I Am Not Your Negro | Relax, Ja Morant Is Young, Rich, And Evolving

James Baldwin predicted this. Take one look at the documentary “I Am Not Your Negro” and you will understand.

Black men, propped up by the world to be both polarizing and beloved, only to find backlash when who they are in the moment becomes public. Ja Morant is the latest embodiment of a phenomenon so common in the American fabric that it startles the senses with how real the character the world created can get.

Reality vs. Sur-Reality

Although Ja Morant is a public figure that brings joy to the masses through his magic with a basketball, he is still a 23-year-old. The weight of a franchise, corporate brands, and a manufactured morality code that sells the fantasy of the NBA and its athletes is heavy; it was almost a certainty that any young person would crack. We also live in an all-access social media era with no chill, and boundaries of respectability have been blurred beyond measure.

Drop any NBA superstar athlete pre-social media, and you’ll have many lucky players who had the benefit of no mobile phone-to-internet shenanigans. The accountability scale has skewed dramatically with the ability to peek behind the curtain of athletes’ actual lives, and the fumble is bound to occur. It was always happening on some level; we couldn’t see it.

Case in point, the newly righteous Shaquille O’Neal, who with the benefit of age now has the wisdom that escaped him when he was younger lest the threat of a whupping from his step-father Phillip Harrison, the former Army sergeant.

Seven Footer Morality

“It was a bad choice; it was a bad decision, O’Neal said Tuesday during “NBA on TNT. “We have to stop putting ourselves in positions to where they can take away what we’ve worked so hard to get. You should always believe in a higher power. I’ve always had the ability to stop time and say, ‘if I do this, what’s going to be the outcome?’ It’s no excuse for what he did.

“Why are we in the strip club with no shirt? Why are you walking around with a weapon? And why did you hit the live button? So, we have to stop putting ourselves in positions to where they can take away the things that we’ve worked so hard to get. You’re not a rapper. You’re an NBA player.”

There have been many instances where Shaq has revealed his poor choices during his playing career. From practicing in the buff to razzing teammates and trainers with pranks, to hanging out in some unsavory places with notorious gang affiliates back in his early NBA years to his very public beef with Kobe Bryant.
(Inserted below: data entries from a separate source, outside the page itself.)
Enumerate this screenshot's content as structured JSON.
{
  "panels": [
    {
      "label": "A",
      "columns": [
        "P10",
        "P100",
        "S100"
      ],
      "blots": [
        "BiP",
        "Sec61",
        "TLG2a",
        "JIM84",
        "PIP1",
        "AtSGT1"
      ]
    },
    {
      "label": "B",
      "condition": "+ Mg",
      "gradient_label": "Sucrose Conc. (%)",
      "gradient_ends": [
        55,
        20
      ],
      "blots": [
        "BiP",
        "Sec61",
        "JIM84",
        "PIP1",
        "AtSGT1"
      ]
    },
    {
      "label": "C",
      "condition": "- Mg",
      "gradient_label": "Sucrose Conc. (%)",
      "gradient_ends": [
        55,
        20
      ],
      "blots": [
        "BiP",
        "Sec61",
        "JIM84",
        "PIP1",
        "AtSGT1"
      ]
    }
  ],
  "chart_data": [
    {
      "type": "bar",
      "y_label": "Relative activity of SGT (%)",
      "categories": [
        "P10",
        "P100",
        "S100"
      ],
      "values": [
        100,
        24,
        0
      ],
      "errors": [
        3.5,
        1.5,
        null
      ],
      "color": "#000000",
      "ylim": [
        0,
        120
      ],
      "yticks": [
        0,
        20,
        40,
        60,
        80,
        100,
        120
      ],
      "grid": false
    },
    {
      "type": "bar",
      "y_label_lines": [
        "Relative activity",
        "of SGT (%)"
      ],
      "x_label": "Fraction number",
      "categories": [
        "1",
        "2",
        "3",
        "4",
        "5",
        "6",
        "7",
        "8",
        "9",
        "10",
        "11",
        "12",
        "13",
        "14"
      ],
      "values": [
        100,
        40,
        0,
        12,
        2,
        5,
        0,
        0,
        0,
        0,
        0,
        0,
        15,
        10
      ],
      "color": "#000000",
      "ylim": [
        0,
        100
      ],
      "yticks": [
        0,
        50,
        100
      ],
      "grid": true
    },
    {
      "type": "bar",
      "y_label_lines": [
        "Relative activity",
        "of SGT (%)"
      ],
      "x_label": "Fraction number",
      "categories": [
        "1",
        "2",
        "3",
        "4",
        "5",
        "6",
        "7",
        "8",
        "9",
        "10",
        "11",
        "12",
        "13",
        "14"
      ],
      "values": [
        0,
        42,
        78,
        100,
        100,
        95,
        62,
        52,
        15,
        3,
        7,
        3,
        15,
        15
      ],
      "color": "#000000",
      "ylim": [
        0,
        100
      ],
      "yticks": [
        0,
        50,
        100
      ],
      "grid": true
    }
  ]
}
No crimes committed, but some of Shaq’s past actions were not politically correct. We can talk about them in hindsight on his four-episode SHAQ series on HBO because waxing nostalgic is always preferred over answering tricky questions in the moment.

No Safe Quarter

Shaw has had morality bending situations like cheating on his wife. Back in 2003, when Kobe Bryant was arrested on sexual assault charges, the Los Angeles Times quoted a police report as saying Bryant told detectives in Eagle, Colo., “he should have done what Shaq does … that Shaq would pay his women not to say anything” and already had paid up to $1 million “for situations like this.” Bryant wasn’t labeling Shaq a sexual assault assailant but just that he knew how to sidestep potentially embarrassing situations for his clean brand.

In hindsight, being 20-20, Shaq has repeatedly admitted that “when you live that double life, you get caught up.”

Although Morant’s incidents have involved violence, a display of attributes not fitting your public persona can take on a range of suspect behavior. Shaq is not absolved of this in his youthful playing career either.

Ja Morant is not a morality totem. Ja Morant is not the NBA, corporate America, or your Negro. He is a young man adjusting to fame and pop culture while being thrust into the center in a world where social media culture is breeding our children to indulge in certain clout-chasing, childish actions, as they evolve into adulthood.

Now let’s watch him work out of the trick bag.